There’s a lot going on in China these days. Between the country’s simmering trade tensions with the U.S. and its own slowing economy, investors have been hesitant to buy into the world’s most populous nation. However, many Chinese equities are actually doing so well that they’re beating the market’s averages.
Alibaba (NYSE:BABA), Momo (NASDAQ:MOMO), and Vipshop (NYSE:VIPS) are some of the Chinese tech stocks that are staying ahead of the S&P 500’s nearly 25% year-to-date gain. Let’s take a closer look at why these three Chinese stocks are staying a few steps ahead of the market.
Alibaba: Up 35%
If you think that Prime Day is a pretty big e-tailer-created holiday shopping event, try Singles Day on for size. Alibaba has made Nov. 11 the biggest shopping day in the world’s most populous nation. It’s a celebration of singles (hence all of the ones in the 11/11 date) that has been transformed by e-commerce behemoth Alibaba into a huge shopping holiday over the past 10 years. Alibaba was the middleman for a record $38.4 billion in gross merchandise volume in that 24-hour holiday earlier this week — 26% higher that last year’s haul.

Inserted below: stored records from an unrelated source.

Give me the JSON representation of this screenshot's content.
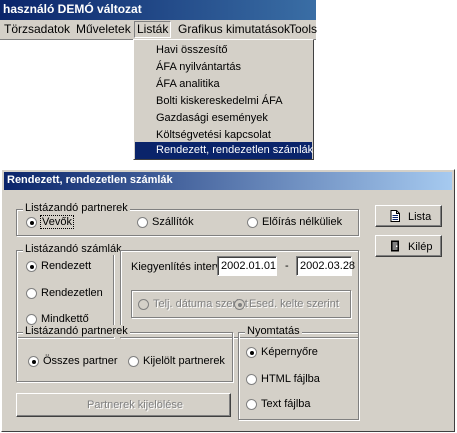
{
  "app": {
    "title": "használó  DEMÓ változat",
    "menu": [
      "Törzsadatok",
      "Műveletek",
      "Listák",
      "Grafikus kimutatások",
      "Tools"
    ],
    "dropdown": [
      "Havi összesítő",
      "ÁFA nyilvántartás",
      "ÁFA analitika",
      "Bolti kiskereskedelmi ÁFA",
      "Gazdasági események",
      "Költségvetési kapcsolat",
      "Rendezett, rendezetlen számlák"
    ]
  },
  "dialog": {
    "title": "Rendezett, rendezetlen számlák",
    "partners_group": {
      "label": "Listázandó partnerek",
      "options": [
        "Vevők",
        "Szállítók",
        "Előírás nélküliek"
      ],
      "selected": "Vevők"
    },
    "invoices_group": {
      "label": "Listázandó számlák",
      "options": [
        "Rendezett",
        "Rendezetlen",
        "Mindkettő"
      ],
      "selected": "Rendezett"
    },
    "interval": {
      "label": "Kiegyenlítés interv.:",
      "from": "2002.01.01",
      "separator": "-",
      "to": "2002.03.28",
      "options": [
        "Telj. dátuma szerint",
        "Esed. kelte szerint"
      ],
      "selected": "Esed. kelte szerint"
    },
    "partners_group2": {
      "label": "Listázandó partnerek",
      "options": [
        "Összes partner",
        "Kijelölt partnerek"
      ],
      "selected": "Összes partner"
    },
    "select_partners_button": "Partnerek kijelölése",
    "print_group": {
      "label": "Nyomtatás",
      "options": [
        "Képernyőre",
        "HTML fájlba",
        "Text fájlba"
      ],
      "selected": "Képernyőre"
    },
    "list_button": "Lista",
    "exit_button": "Kilép"
  }
}
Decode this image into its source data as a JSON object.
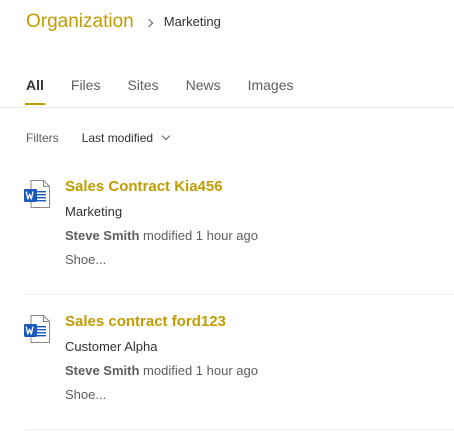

Alibaba has made landing ahead of analyst profit forecasts an art form, and time isn’t making Wall Street any smarter. Alibaba has beaten Wall Street earnings estimates by at least 22% in each of the past three quarters. Analysts see revenue climbing 34% higher this fiscal year, followed by a 29% ascent next fiscal year.
Momo: Up 64%
Given China’s heavy hand in regulating online content, one would think that a social discovery and online dating specialist would have a challenging time weaving through obstacles and hoops. Momo — often referred to as “the Tinder of China” — hasn’t had a problem delivering monster growth, fueled by the growing popularity of its live video broadcasting and virtual gifting.
Revenue and adjusted earnings climbed 32% and 33%, respectively, in its latest quarter. Momo reports again later this month.
The stock is surprisingly cheap for its growth octane. Momo is now trading for just 14 times this year’s adjusted earnings, and that multiple drops to just below 12 if we look out to next year.
Vipshop Holdings: Up 129%
Let’s wrap up this list with an online retailer of discounted apparel that has seen its shares more than double in 2019. Vipshop uses limited-time “flash sales” to unload brand-name clothing and accessories, and it’s working. After 11 consecutive quarters of decelerating revenue growth, Vipshop has rattled off back-to-back quarters of accelerating top-line growth.
The acceleration is unlikely to continue. Vipshop’s guidance in Wednesday’s third-quarter report pegs the current period’s revenue rising no more than 5% relative to the prior year. The silver lining here is that Vipshop has historically been conservative in its forecasts.
Vipshop has the neat distinction of more than doubling for three consecutive years between 2012 and 2014. If the year-to-date gains hold, this will be the first time the stock doubles in a calendar year since snapping that three-year streak. Vipshop isn’t likely to repeat its three-year streak, but momentum is certainly on its side these days.